Today’s rapidly evolving working landscape has required organisations to rethink the way they do work, and in turn, the skills required to perform them.
Often, Learning Design is presented as the solution. But what do L&D teams need to know and how can they effectively design learning for their employees?
PLUS UTS recently hosted a webinar where we explored these issues with an industry expert panel. We share our key takeaways below:
The roadblocks that challenge L&D teams
In the fast-paced world of corporate learning, L&D teams face many challenges that demand expertise and adaptability. We asked our panellists what challenges L&D teams face, now and in the future:
“Getting buy-in from upper management in leveraging a digital-first approach to learning. A lack of understanding from management that a digital-first approach gives us many affordances,” says Zerafina Zera, Industry Learning Experience Designer, Manager and Creative Technologist.
Dr Keith Heggart, Course Director of the UTS Graduate Certificate in Learning Design at UTS, added: “Providing personalised opportunities going forward. We must find ways to meet the individual training, development or leadership requirements instead of a blanket, sectoral or cohort approach.”

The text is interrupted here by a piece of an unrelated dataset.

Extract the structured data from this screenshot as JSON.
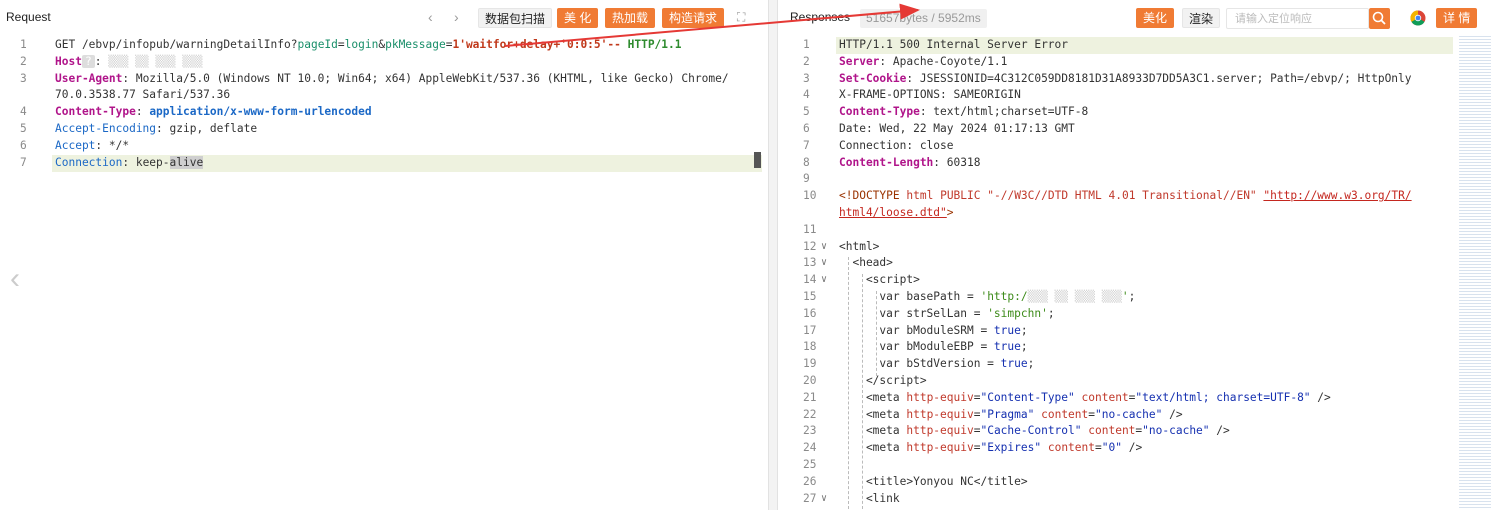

Gamification in making learning fun
There are obligations as learning designers to make things interesting. A ‘one size fits all’ model doesn’t work, and that’s where gamification comes in. But does that mean making things fun? Claire Seldon, Industry Learning Learner Designer and Gamification Consultant, disagrees:
“Fun doesn’t always equal learning. One of the reasons why gamification has failed in some ways is because people get focused on adding fun, and that gamification was about these high-level, easy things to plop on top of a PowerPoint,” she says.
“The best video games are hard; an easy video game is not fun. You want that challenge. A good math problem will grab you and take you, and it hurts your brain almost, but you like it because that struggle is meaningful and hard.”
Why choose a university like UTS for corporate training and upskilling?
Sebastian Krook, Senior Learning Designer at UTS, says universities are well placed to provide corporate training and upskilling as they are authentically learning organisations.
“It’s a legitimate space to be nerdy, to immerse yourself in something that has nothing to do with corporate objectives or participating in a cultural initiative. You eliminate the cynicism you can find in L&D initiatives by working with the university that way,” he says.
“We collaborate with the industry partner who has the experience, we’ve got the academic and research experience – we bring these two things together to make training incredibly specific.”